The active role of ECAs has filled in the gap left by international banks; but they are also an increasingly vital way of bolstering exports. The uptick in ECA activity can be set against global trade imbalances and the currency war being played out by further round of US quantitative easing, the unwillingness of the Chinese to allow the renminbi to appreciate and the forlorn attempts by the Bank of Japan to weaken the yen. The increased use of direct loans is a useful low visibility tool in an export war, given that they are not subject to the same OECD guidelines that prevent unfair subsidies of exports on export credit agency facilities. This race to the bottom on direct loans is clearly being won by JBIC and the Korean agencies.

However, the ability of JBIC to sway project awards is partially counterbalanced by the yen’s strength. Major currency trends would appear to favour a developer-EPC contractor-equipment supplier solution that is US dollar-denominated because they naturally match GCC offtake contracts, which are pegged to the dollar (with the exception of Kuwait, which is not pegged). Developers are most exposed to currency risk between final bid date and bid award. The Sumitomo/Kepco S3 bid was thought to be under FX pressure as it had a provisional EPC contract with Siemens and Daewoo with a large euro-denominated component to pay for the Siemens turbines. In the weeks leading up to final bid the Euro appreciated around 18% against the dollar.

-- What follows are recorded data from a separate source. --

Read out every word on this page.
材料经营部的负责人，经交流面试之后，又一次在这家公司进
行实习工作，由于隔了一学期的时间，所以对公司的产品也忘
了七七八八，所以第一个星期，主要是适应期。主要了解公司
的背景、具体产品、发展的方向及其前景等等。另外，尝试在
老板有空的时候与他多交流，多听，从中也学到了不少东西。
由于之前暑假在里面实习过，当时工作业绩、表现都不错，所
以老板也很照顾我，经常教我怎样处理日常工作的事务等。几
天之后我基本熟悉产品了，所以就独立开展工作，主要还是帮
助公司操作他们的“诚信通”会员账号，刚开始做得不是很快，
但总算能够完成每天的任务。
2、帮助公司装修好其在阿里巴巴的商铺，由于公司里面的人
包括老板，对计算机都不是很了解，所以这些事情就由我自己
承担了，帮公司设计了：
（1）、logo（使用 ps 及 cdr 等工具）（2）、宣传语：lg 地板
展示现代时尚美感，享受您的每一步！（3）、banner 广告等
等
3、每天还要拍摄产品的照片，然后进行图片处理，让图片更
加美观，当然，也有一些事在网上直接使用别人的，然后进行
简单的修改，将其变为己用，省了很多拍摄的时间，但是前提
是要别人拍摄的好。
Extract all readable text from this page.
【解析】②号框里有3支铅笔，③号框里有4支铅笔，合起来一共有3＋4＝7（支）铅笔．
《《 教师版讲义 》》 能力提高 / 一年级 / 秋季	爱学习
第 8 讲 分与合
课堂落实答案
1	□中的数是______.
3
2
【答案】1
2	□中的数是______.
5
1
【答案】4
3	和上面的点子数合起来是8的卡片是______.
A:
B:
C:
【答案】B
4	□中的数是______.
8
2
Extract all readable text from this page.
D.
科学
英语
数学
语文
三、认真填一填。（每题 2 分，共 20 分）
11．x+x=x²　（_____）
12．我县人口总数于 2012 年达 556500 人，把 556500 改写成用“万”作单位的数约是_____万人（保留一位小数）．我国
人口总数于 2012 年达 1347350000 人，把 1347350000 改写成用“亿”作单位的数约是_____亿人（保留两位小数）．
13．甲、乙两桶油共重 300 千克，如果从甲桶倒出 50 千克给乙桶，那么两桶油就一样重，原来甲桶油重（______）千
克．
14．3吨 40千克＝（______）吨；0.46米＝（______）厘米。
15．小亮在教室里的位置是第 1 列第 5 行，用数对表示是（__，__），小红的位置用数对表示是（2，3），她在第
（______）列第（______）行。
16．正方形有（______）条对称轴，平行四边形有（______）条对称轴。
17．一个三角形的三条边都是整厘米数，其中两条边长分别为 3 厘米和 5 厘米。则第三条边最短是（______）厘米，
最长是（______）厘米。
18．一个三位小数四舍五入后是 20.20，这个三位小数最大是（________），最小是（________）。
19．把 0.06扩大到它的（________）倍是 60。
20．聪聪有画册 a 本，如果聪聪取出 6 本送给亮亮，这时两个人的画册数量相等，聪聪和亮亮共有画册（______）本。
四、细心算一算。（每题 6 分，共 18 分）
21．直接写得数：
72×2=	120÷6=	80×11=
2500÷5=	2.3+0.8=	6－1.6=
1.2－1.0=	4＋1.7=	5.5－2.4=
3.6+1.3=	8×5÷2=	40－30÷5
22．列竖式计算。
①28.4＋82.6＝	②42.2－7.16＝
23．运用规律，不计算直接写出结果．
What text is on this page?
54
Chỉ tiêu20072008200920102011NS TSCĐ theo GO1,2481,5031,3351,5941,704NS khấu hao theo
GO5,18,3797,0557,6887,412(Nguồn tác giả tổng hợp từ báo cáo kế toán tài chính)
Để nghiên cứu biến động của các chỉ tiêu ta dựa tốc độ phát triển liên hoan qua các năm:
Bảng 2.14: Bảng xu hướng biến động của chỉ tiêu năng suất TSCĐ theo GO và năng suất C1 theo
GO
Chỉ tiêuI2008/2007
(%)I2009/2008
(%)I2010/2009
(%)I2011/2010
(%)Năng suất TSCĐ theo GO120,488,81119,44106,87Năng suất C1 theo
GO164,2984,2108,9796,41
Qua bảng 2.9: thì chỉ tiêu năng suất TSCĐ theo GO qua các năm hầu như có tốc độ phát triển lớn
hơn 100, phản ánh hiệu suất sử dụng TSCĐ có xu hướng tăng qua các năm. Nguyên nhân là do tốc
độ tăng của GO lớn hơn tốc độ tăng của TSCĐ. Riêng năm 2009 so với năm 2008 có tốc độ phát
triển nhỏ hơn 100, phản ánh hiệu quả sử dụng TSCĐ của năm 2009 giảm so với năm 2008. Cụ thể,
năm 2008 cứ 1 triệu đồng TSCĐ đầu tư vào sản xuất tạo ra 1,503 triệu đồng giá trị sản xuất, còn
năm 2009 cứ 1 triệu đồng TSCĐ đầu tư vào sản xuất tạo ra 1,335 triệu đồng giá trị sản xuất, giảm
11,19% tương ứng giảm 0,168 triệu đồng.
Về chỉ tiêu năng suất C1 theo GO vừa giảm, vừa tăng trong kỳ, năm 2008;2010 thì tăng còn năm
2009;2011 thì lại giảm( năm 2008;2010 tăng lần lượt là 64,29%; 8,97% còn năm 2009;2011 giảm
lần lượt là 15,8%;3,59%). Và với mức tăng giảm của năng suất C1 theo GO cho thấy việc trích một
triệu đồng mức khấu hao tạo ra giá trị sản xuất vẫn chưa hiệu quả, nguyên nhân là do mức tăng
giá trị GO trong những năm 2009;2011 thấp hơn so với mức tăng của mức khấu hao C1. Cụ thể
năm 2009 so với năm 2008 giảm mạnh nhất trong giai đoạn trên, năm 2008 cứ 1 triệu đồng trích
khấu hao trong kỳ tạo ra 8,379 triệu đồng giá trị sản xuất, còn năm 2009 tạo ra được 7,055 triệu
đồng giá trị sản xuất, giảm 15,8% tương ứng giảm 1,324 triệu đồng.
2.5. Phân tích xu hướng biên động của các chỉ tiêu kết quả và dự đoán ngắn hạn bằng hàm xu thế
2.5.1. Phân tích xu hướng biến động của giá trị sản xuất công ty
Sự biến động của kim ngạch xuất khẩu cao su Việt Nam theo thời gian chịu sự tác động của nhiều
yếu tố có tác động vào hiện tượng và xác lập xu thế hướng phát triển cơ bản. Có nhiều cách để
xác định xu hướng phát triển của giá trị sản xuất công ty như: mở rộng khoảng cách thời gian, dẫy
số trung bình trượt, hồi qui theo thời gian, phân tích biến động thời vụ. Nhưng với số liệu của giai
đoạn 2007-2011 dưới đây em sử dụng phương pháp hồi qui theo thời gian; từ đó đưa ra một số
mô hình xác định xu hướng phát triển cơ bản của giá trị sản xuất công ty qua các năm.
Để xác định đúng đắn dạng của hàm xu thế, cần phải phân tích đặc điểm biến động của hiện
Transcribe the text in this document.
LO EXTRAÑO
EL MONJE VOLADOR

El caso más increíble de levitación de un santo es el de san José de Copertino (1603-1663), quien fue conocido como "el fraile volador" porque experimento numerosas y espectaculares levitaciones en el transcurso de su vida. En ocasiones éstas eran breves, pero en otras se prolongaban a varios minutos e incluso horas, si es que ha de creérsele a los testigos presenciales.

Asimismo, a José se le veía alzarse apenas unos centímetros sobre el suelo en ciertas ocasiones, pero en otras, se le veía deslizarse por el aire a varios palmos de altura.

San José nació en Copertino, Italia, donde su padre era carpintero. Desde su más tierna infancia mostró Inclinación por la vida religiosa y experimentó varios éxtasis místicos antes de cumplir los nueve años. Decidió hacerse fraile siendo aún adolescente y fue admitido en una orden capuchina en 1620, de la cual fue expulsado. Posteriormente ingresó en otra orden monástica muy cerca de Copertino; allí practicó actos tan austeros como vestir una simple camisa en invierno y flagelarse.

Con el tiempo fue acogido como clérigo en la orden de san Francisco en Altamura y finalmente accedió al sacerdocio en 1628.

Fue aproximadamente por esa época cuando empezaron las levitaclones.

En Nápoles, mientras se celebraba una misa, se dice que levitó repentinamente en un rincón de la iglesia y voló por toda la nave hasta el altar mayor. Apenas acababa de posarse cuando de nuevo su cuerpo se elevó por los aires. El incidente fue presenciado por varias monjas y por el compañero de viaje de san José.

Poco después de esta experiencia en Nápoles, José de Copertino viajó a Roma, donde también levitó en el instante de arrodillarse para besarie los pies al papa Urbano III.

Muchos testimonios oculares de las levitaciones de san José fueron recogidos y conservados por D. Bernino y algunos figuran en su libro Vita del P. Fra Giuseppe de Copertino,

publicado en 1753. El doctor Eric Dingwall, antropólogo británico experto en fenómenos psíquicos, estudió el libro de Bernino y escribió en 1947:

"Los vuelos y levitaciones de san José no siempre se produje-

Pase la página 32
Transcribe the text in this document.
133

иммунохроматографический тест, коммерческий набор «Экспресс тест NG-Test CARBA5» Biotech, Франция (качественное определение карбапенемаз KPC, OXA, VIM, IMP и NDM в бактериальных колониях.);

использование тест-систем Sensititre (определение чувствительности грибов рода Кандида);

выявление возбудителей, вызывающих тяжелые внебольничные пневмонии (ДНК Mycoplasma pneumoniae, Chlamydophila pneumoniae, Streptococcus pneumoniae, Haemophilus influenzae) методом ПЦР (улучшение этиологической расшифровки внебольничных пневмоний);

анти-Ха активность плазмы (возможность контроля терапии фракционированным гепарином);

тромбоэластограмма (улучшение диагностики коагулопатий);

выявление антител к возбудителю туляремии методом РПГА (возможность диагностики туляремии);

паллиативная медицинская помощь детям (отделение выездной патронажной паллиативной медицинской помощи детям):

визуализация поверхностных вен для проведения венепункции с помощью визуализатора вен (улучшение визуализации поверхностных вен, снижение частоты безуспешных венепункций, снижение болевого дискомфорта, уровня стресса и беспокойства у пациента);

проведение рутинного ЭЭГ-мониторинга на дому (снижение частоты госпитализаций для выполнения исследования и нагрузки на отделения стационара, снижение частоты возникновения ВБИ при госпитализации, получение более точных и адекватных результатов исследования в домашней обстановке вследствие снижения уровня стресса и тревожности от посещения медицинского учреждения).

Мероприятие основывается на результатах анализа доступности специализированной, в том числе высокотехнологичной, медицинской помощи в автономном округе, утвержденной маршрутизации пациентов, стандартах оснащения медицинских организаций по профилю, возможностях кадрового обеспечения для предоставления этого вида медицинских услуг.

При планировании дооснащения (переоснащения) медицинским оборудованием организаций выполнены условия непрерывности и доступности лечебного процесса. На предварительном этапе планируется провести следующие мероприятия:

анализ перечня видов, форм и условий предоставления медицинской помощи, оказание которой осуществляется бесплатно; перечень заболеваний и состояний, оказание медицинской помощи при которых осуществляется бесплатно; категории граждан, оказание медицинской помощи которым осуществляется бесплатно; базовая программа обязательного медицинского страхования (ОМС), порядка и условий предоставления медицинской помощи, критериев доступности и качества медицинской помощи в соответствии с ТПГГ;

The major EPC contractors and equipment suppliers can normally hedge this risk internally. “Private bidders have always tried to allocate FX risk on to the procurer but they have always ducked out,” says Nanda. “EPC contractors and equipment suppliers are usually able to manage currency risk within their portfolios of global business.” As most of the large equipment supply contracts are made up of dollar-denominated commodity inputs, all major EPC contractors should have an inbuilt natural hedge for most of their costs.

Another developer says: “You have to make a bet on the currency movement, attempt to pre-hedge or negotiate with the EPC contractor to set a price. It is one component when choosing an EPC solution, but by far the most important is to obtain the best technical solution, and if that means using a European EPC so be it.”